那天從早上就開始下雨,樓道背對着太陽,光線有些陰暗,過道兩邊堆着花花綠綠的傘,濕濕嗒嗒的,腳一踩過,水和鞋底的泥就混在一起,弄髒了地面。
模拟考從早上開始,下午才結束。收了卷,連枝活動一下酸澀的肩背,答案很快就下來了,不少同學訂正錯題。

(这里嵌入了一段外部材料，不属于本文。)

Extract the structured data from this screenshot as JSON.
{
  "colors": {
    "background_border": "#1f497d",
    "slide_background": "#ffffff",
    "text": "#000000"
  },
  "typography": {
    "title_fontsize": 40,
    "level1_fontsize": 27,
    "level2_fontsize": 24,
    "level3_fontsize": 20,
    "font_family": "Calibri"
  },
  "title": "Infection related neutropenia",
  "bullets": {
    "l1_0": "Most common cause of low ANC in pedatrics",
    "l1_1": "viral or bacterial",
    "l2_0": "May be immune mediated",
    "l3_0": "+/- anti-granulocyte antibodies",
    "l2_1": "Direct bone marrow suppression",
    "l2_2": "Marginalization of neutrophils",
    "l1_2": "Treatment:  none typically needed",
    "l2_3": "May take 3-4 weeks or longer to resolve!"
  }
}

這是高四普通而平常的一天。他們每天會做一張各個科目的卷子,每隔兩周就會進行一次模拟考試,每周日晚都會做一次理綜測試,如此不疲。有時候會因為發揮不錯保持積極勢頭繼續學習,有時候會因為錯題太多學不懂而懷疑自己抱怨生活。
連枝慢慢得适應了這樣的節奏。
訂正完答案,連枝去開水間打了溫水,然後就開始拿起試卷複查錯題。
因為放假,班主任把周一收好的手機都發下去,讓同學們周末好好睡一覺。
同桌收拾好書本,問她:“還不走嗎?放周末了。”
“我把這幾道題看到再走。”
“你好用功。”同桌揮手離開。
連枝埋頭,一看就是一個小時,再擡起頭來,已經下午七點。
手機開機,她一邊給媽媽打電話,一邊背上書包往外走。
天還沒黑,細雨還在下,吹風的時候有股涼意。
她緊了緊書包袋子,去就近的公交站。
這個點,學生都走光了,公交站一個人都沒有。
連枝給媽媽打了一個電話。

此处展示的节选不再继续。